Type Reuse and Derivations

Within XML Schema definition (XSD) language, complex global types provide a mechanism for defining a structured data type that can be reused, and potentially redefined, at various locations within your schema. Perhaps the most classic example is an address structure that includes a name, street, city, state, and so on. Further, the name itself might be a structure that includes first, middle, and last name strings. If this complex structure is defined globally, you can use it in multiple locations within your schema, such as for both a shipping address and a billing address.

XSD also provides mechanisms for deriving one type from another. This includes both simple content types and complex content types. For example, a new type can be derived from a simple string type (such as, xs:string) such that the new type allows only a few particular strings as legal values. This type of derivation is known within XSD as derivation by restriction because the values allowed by the derived type are more restrictive than the values allowed by the base type.

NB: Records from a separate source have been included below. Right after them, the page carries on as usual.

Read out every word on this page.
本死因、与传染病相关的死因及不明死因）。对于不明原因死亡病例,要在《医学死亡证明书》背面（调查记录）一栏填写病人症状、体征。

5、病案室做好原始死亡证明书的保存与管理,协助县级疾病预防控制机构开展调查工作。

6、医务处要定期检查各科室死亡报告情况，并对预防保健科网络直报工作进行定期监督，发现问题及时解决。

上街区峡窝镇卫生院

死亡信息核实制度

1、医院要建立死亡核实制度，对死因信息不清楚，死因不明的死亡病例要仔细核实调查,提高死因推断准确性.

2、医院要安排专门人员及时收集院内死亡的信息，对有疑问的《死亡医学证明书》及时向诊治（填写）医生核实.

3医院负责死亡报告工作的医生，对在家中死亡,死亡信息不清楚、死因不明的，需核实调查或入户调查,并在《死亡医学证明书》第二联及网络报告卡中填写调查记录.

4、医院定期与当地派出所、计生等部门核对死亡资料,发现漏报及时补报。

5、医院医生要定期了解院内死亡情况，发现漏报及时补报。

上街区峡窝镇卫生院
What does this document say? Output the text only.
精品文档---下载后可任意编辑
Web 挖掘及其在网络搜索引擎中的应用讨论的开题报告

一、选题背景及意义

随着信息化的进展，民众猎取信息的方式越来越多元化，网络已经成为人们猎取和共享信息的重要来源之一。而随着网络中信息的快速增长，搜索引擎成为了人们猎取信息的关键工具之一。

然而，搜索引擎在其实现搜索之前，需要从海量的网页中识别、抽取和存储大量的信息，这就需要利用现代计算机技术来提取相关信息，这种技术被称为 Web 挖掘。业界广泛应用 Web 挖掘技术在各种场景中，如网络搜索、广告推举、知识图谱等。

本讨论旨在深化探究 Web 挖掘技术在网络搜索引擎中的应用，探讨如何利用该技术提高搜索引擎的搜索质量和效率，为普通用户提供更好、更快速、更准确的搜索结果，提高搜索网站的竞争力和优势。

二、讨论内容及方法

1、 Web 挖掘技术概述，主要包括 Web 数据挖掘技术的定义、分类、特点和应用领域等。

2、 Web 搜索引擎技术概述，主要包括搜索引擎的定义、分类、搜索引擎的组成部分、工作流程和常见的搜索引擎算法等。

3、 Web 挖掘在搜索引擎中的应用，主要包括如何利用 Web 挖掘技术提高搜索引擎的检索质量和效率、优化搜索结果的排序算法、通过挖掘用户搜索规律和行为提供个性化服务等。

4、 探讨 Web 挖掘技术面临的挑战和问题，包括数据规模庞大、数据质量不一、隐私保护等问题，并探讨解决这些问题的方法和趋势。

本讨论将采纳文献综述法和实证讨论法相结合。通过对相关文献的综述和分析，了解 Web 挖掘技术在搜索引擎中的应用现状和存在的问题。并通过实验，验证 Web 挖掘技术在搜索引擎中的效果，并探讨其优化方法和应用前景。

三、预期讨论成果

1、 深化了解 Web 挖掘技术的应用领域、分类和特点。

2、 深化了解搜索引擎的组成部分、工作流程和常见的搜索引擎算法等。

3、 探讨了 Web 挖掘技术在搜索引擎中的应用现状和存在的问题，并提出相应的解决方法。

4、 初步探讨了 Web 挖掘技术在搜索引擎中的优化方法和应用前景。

An example of a derivation involving a complex type can be seen in the address type previously suggested. Suppose that the address type is designed to accommodate the addresses within a particular country/region, where the country/region itself is assumed in the address. To extend such an address type to handle international addresses, you can derive a new type from the original address type and then include additional information in the derived type, such as the country/region. This type of derivation is known within XSD as derivation by extension because the derived type has extended the base type.

This section describes type reuse and the ways in which you can use derivation to redefine types as they are reused.